Season of the Devil

Season of the Devil è, in pieno stile Diaz, destrutturazione di un genere. Il musical, in questo caso. Anti-musical per eccellenza, non c'è spazio per la musica, non c'è spazio per la danza. Il canto, qui, è l'unica forma di comunicazione, il parlato è relegato a pochissime, sfuggevoli battute.
Non è una novità, nel cinema di Lav Diaz, il canto. Pensiamo all'inizio meraviglioso di Century of Birthing, con il battesimo accompagnato dal canto di padre Tiburcio; pensiamo alla struggente scena della donna solla nella foresta, di notte, in Melancholia.
Dedicato alle vittime della Legge Marziale istituita sotto il regime di Marcos, Season of the Devil fa "bene ma non benissimo". E, paradossalmente, il "non benissimo" proviene proprio dalle canzoni, caratterizzate, ciascuna, da pochi versi, ripetuti allo stremo, fino a divenire quasi fastidiosi. Sicuramente, dal punto di vista musicale, il punto più alto è raggiunto dal refrain delle canzoni dei soldati (il bellissimo "la la, la la"), sublimato nel finale, nella voce di Hugo.

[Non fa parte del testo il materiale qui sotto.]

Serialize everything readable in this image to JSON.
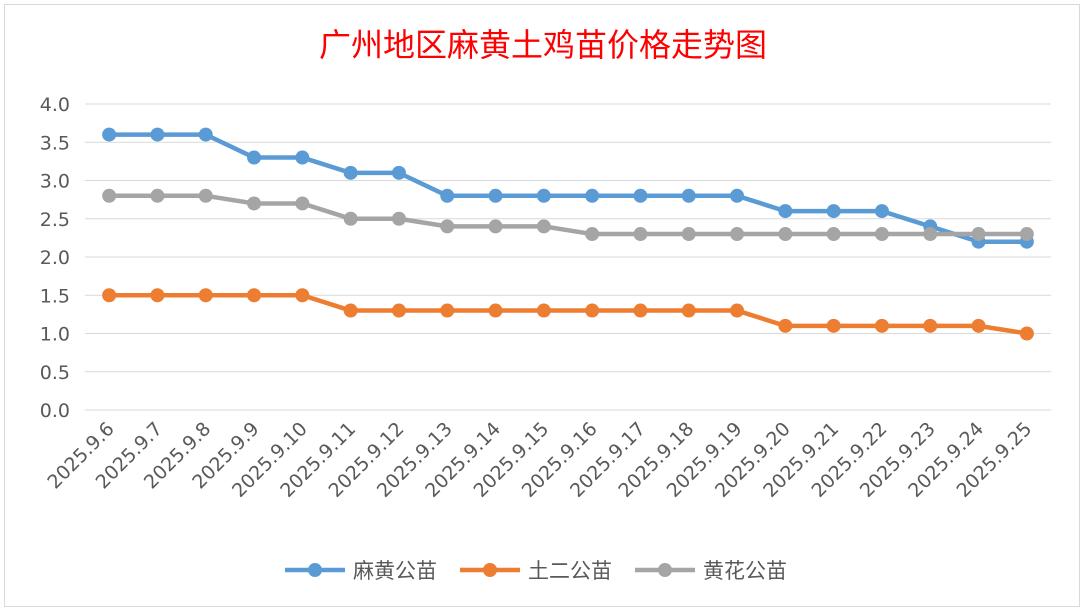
{
  "chart_data": {
    "type": "line",
    "title": "广州地区麻黄土鸡苗价格走势图",
    "title_color": "#ff0000",
    "categories": [
      "2025.9.6",
      "2025.9.7",
      "2025.9.8",
      "2025.9.9",
      "2025.9.10",
      "2025.9.11",
      "2025.9.12",
      "2025.9.13",
      "2025.9.14",
      "2025.9.15",
      "2025.9.16",
      "2025.9.17",
      "2025.9.18",
      "2025.9.19",
      "2025.9.20",
      "2025.9.21",
      "2025.9.22",
      "2025.9.23",
      "2025.9.24",
      "2025.9.25"
    ],
    "series": [
      {
        "name": "麻黄公苗",
        "color": "#5b9bd5",
        "values": [
          3.6,
          3.6,
          3.6,
          3.3,
          3.3,
          3.1,
          3.1,
          2.8,
          2.8,
          2.8,
          2.8,
          2.8,
          2.8,
          2.8,
          2.6,
          2.6,
          2.6,
          2.4,
          2.2,
          2.2
        ]
      },
      {
        "name": "土二公苗",
        "color": "#ed7d31",
        "values": [
          1.5,
          1.5,
          1.5,
          1.5,
          1.5,
          1.3,
          1.3,
          1.3,
          1.3,
          1.3,
          1.3,
          1.3,
          1.3,
          1.3,
          1.1,
          1.1,
          1.1,
          1.1,
          1.1,
          1.0
        ]
      },
      {
        "name": "黄花公苗",
        "color": "#a5a5a5",
        "values": [
          2.8,
          2.8,
          2.8,
          2.7,
          2.7,
          2.5,
          2.5,
          2.4,
          2.4,
          2.4,
          2.3,
          2.3,
          2.3,
          2.3,
          2.3,
          2.3,
          2.3,
          2.3,
          2.3,
          2.3
        ]
      }
    ],
    "ylim": [
      0,
      4
    ],
    "yticks": [
      "0.0",
      "0.5",
      "1.0",
      "1.5",
      "2.0",
      "2.5",
      "3.0",
      "3.5",
      "4.0"
    ],
    "grid": true,
    "legend_position": "bottom"
  }
}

A proposito del finale, questo si colloca mezzo gradino sotto quello di Florentina Hubaldo, CTE: forte, cattivo, spietato. Come lo è il personaggio di Hazel Orencio, che qui incarna la perfetta antitesi della protagonista, sempre da lei impersonata, del film del 2012: come è stata una meravigliosa Florentina, così è stata meravigliosa nell'incarnare tutto il male della Legge Marziale filippina.